Lots of money has been thrown at the problem, but what is really needed is some cloudy thinking.  In the Museum of Unreason we can rationalise the collections, increase the access and visitor numbers in one fell swoop without spending a penny.

Museum ethics do not encourage the selling of collections, but a lot of ‘stuff’ in the stores is of little monetary value anyway. Some museums rationalise their stores and create handling collections for schools for their less important objects. This has more promise but needs cloudy development.  Add to this the research that shows women make the cultural decisions in the household. So unless you are lucky to be a military/railway/engineering museum how do you attract that great lost audience - the working class male? The Museum of Unreason has the answer.

The solution - develop a mishandling collection.

      Invite the public to come up with interesting ways to mishandle objects with the ultimate aim of destruction. The winner gets to do it. Exploiting inherent male violence.
2.     If you’ve go a lot of one type of object, invite teams to compete to destroy objects against the clock and award the Unreasonable Object Care Trophy to the winners. This exploits inherent male competitiveness.
3.     If other museums take this up get your friends groups to compete against each other. Men like team games.
4.     Establish trails around the museum  ‘supermarket sweep’ meets ‘demolition derby’ – tickets could be sold to watch it. Fun for all the family.

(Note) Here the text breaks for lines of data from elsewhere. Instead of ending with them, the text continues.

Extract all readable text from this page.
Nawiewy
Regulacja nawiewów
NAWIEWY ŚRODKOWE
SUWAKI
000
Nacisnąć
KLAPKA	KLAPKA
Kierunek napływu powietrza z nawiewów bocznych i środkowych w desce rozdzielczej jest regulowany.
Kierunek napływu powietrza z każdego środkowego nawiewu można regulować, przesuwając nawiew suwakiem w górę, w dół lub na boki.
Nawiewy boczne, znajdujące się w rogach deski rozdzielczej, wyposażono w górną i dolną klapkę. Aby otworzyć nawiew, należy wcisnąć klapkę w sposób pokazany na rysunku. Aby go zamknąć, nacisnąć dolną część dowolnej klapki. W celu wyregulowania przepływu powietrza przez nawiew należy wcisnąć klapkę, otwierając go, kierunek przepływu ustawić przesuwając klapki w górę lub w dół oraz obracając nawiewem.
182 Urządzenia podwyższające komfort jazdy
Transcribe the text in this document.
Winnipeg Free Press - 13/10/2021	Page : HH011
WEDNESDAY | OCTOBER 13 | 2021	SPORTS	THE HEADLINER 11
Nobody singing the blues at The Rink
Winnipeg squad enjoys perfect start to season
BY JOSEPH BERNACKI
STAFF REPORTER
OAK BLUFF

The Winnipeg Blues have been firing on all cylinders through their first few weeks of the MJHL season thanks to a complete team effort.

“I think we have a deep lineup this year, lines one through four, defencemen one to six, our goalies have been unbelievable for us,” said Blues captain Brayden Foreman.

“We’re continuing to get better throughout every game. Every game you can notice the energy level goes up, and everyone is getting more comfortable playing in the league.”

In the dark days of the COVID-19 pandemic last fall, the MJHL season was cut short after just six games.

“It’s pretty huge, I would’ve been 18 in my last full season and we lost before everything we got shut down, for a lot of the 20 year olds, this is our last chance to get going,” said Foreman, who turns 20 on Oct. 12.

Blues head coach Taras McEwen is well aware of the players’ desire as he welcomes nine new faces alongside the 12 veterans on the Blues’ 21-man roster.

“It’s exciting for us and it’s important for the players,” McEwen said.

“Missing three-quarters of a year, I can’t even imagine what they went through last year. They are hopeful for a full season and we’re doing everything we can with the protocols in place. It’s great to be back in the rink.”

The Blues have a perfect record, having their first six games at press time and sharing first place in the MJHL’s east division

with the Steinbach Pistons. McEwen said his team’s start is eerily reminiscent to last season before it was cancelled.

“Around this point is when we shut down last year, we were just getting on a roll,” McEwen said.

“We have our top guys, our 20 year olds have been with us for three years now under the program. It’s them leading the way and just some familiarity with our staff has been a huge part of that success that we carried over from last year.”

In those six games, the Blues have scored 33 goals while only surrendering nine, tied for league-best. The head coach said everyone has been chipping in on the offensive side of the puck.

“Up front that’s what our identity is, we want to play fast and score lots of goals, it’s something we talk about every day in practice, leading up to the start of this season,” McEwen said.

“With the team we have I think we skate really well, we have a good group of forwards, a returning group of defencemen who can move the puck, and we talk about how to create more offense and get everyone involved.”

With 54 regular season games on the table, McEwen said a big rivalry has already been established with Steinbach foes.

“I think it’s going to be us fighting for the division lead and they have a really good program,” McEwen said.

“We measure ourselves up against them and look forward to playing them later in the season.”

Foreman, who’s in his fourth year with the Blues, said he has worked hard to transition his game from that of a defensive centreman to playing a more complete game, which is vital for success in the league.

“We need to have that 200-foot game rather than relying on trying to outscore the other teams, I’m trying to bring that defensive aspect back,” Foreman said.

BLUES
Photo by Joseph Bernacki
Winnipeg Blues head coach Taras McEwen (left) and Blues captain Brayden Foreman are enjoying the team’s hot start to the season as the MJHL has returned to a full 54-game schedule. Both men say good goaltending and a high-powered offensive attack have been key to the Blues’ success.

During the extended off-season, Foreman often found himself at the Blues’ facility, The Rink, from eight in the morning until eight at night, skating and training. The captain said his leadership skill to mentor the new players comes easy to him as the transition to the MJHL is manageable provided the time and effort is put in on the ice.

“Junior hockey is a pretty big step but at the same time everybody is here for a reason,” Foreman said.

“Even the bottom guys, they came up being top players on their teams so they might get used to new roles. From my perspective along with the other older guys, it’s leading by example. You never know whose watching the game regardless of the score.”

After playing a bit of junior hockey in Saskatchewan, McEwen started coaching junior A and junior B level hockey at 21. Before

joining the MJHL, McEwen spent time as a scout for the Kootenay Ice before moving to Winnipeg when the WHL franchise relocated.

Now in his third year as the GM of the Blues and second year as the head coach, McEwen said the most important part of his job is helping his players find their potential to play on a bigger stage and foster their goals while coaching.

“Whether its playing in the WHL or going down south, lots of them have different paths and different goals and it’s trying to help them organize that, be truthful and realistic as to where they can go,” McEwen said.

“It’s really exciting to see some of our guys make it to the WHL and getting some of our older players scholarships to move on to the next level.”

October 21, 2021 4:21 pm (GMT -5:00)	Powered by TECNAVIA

Crazy you may say, BUT think of the benefits to the museum.

      More storage space – admit it your museum stores are crammed full.
2.     Suddenly 10% of collection on display becomes 50% by having reduced the number of items in store, thus giving increased access to collections.
3.     A general increase in visitor numbers, with men becoming empowered cultural consumers
4.     Your complacent curators are now on their toes with their research to make sure they keep the important stuff from destruction.
5.     Your exhibits are now more valuable because the objects in them are now rarer.
6.     Your acquisitions and disposals policy can be re-written to accept any old rubbish, as long the donor is made aware it might go into a handling collection. So when your front of house staff are offered the contents of granny’s attic it is accepted with glee.
          
           Remember, if you are still unsure, there is no such thing as bad publicity.